In short, would a simple rope barrier cause you the same consternation?
I am not asking facetiously -- I think your answer will help us shape a response or help you find what you're looking for in the responses already offered.
It's the idea of a barrier period. I've seen many Eastern Orthodox churches. I've seen many full blown churches with "iconostasises" to little home churches with just a couple icons used as a "sort of iconostasis", all the way to absolutely no iconostasis.
Yes, why the barrier itself be it a rope or iconostasis. The barrier that separates? Its the concept that it was never used by the church fathers or the apostles. It's not that I'm "against" it, but more like "what's the point of it and how does it help our faith & worship" along with "why was it incepted, used, and when"?

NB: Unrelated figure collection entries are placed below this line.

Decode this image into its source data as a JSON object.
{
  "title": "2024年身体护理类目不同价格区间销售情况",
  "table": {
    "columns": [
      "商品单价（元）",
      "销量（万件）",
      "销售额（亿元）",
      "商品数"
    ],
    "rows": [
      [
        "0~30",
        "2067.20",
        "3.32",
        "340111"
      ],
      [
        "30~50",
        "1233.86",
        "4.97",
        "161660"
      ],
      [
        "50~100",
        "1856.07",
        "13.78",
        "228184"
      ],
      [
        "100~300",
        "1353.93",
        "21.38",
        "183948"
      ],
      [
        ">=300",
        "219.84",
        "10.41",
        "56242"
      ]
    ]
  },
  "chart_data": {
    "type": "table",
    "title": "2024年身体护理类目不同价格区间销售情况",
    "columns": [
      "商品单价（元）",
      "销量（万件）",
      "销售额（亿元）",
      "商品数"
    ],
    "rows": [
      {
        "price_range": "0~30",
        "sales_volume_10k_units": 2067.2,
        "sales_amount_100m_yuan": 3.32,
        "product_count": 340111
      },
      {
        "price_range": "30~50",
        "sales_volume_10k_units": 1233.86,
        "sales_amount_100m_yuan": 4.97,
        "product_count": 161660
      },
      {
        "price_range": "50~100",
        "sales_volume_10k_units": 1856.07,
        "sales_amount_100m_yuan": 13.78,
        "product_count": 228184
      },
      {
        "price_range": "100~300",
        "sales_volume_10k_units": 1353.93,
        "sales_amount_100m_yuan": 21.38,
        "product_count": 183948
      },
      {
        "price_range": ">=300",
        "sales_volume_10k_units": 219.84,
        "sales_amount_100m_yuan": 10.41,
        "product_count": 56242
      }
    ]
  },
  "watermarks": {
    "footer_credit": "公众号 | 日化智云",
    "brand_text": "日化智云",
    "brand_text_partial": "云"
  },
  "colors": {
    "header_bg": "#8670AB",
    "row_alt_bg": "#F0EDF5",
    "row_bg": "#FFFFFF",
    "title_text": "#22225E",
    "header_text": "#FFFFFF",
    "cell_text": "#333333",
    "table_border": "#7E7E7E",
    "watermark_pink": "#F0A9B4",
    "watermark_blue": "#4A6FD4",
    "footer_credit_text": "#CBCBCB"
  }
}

Perfectly good answers to your question have already been provided. If you are of a mind that the Church should not do or believe anything that is not proscribed in the New Testament, you would be one of many Protestant sects.
My friend, that is not how a family, a Church that is the Body of Christ, would work. I am of one mind with Father Schmemann of blessed memory and "always question" everything, but like Father Alexander, I do so within the framework of the Church, Her Holy Tradition. I try to figure out what is essential, even if it is not present in the Holy Scriptures, try to discern the principles and then interpret beliefs and practices in their light. The Holy Scriptures play the greatest part in this quest of discerning what is Tradition with a capital "T" and merely pious custom--that is, tradition with a small "t".
So, given the Holy Scriptures, archeological and historical evidence, the writings of the Early Fathers, our liturgical practices, icons, and architectural developments over the centuries, I believe that there was indeed four distinct (may be even five) areas in the early churches, that were patterned on the Temple. It appears that the icon stand developed over the centuries in line with the original practice and principles: A Holy of Holies, a place for worshipers, another for catechumens, and a baptistry. It is true that the icon stand became more like a solid wall, and actually grew in height over the centuries. No matter, the pattern and the principles were not altered materially. Therefore, I would be just as much "at home" in a Church that had only curtains, true icon stands with no doors whatsoever, or a Slavic type that has all the latest bells and whistles, so to speak. An analogy may be an automobile: all kinds of styles but essentially the same machine, no?
So, why bother yourself with what is a matter of not ultimate consequence? There always was an altar, an area that was set aside, our Christian Holy of Holies, that was restricted to those who had a need to be there. If you feel the need to be there, perhaps you should pray to the Lord for a calling.
The real problem here may be your unwillingness to accept an authority higher than yourself, or an authority between you and God. Again, if you are to be a member of this family, perhaps a starting rule ought to be to defer to the family, or at least to consider her stance before you decide to form your own path. I pray that the Lord is with you on your spiritual journey and that His Will be done.